Expanding, Reopening PAC
Familiar faces are involved with the renovation of the John E. Andrus Center for Public Affairs (or PAC), too. Nathan Rich ’02 is helping to lead the design of a new gallery that will be built to connect PAC and Olin Library. Rich’s partner and wife, Miriam Peterson, was a visiting architecture professor at Wesleyan in 2012. The proposal submitted by their firm, Peterson Rich Office of Brooklyn, New York, won a two-phase design competition held by the University.
Made of limestone, white oak, stainless steel, and granite, the bright, contemporary-style space will contain a 2,250-square foot lobby and 1,500 square feet for displaying art. It will hold both an exhibition gallery and a learning gallery where faculty and students can engage with the University’s collections, including the world-renowned collection of works on paper (which will be newly housed in Olin, rather than the Davison Art Center).

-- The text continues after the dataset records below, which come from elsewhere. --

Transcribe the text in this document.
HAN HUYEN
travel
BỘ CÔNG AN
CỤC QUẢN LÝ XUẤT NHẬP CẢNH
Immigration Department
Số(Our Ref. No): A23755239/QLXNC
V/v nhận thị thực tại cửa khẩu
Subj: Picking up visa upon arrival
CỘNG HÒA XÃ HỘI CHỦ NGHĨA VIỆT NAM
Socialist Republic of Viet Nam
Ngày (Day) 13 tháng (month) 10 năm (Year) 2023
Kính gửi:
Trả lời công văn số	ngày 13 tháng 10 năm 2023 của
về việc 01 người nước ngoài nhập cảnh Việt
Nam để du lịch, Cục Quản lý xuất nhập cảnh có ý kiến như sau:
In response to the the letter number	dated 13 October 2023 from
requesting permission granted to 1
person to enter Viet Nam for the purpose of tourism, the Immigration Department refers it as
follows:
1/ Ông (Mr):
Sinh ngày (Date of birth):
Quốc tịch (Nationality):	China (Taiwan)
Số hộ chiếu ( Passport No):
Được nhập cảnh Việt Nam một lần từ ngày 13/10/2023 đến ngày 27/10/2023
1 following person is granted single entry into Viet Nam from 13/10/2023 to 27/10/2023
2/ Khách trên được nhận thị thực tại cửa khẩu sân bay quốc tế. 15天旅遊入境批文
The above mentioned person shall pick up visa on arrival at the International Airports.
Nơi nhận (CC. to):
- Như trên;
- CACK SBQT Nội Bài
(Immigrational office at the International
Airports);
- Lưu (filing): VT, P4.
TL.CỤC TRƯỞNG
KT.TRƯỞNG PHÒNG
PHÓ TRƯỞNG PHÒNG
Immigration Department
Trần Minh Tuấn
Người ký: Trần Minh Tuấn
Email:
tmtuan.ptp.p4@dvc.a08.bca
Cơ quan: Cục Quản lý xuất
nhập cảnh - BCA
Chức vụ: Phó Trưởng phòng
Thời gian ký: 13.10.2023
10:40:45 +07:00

“By moving the prints to Olin, they will become a learning resource for the entire campus community, just like the library stacks,” Rich said. “A biology professor might pull prints from Dürer’s studies of human proportion, for example; or a history professor could have their students look at Japanese woodblock prints that date back to the 17th century.”
Overall, the PAC renovations—which begin in May and will be completed by January 2024—will expand the building by nearly 20%, with a 75% increase in classroom space. The new gallery, which includes universally accessible entrances, will provide a 21st-century entry to both PAC and Olin, and will offer students and other campus community members a sheltered shortcut across campus. Manicured outdoor plazas nestled on either side of the gallery will also serve as new gathering spots.
“We tried to think of this project as an opportunity to add new and important spaces to the campus that didn’t exist when I was a student,” said Rich, who was a fine arts major. “I see Wesleyan as one of my homes. It will always be special to me. To be able to add to it in this way is tremendously meaningful.”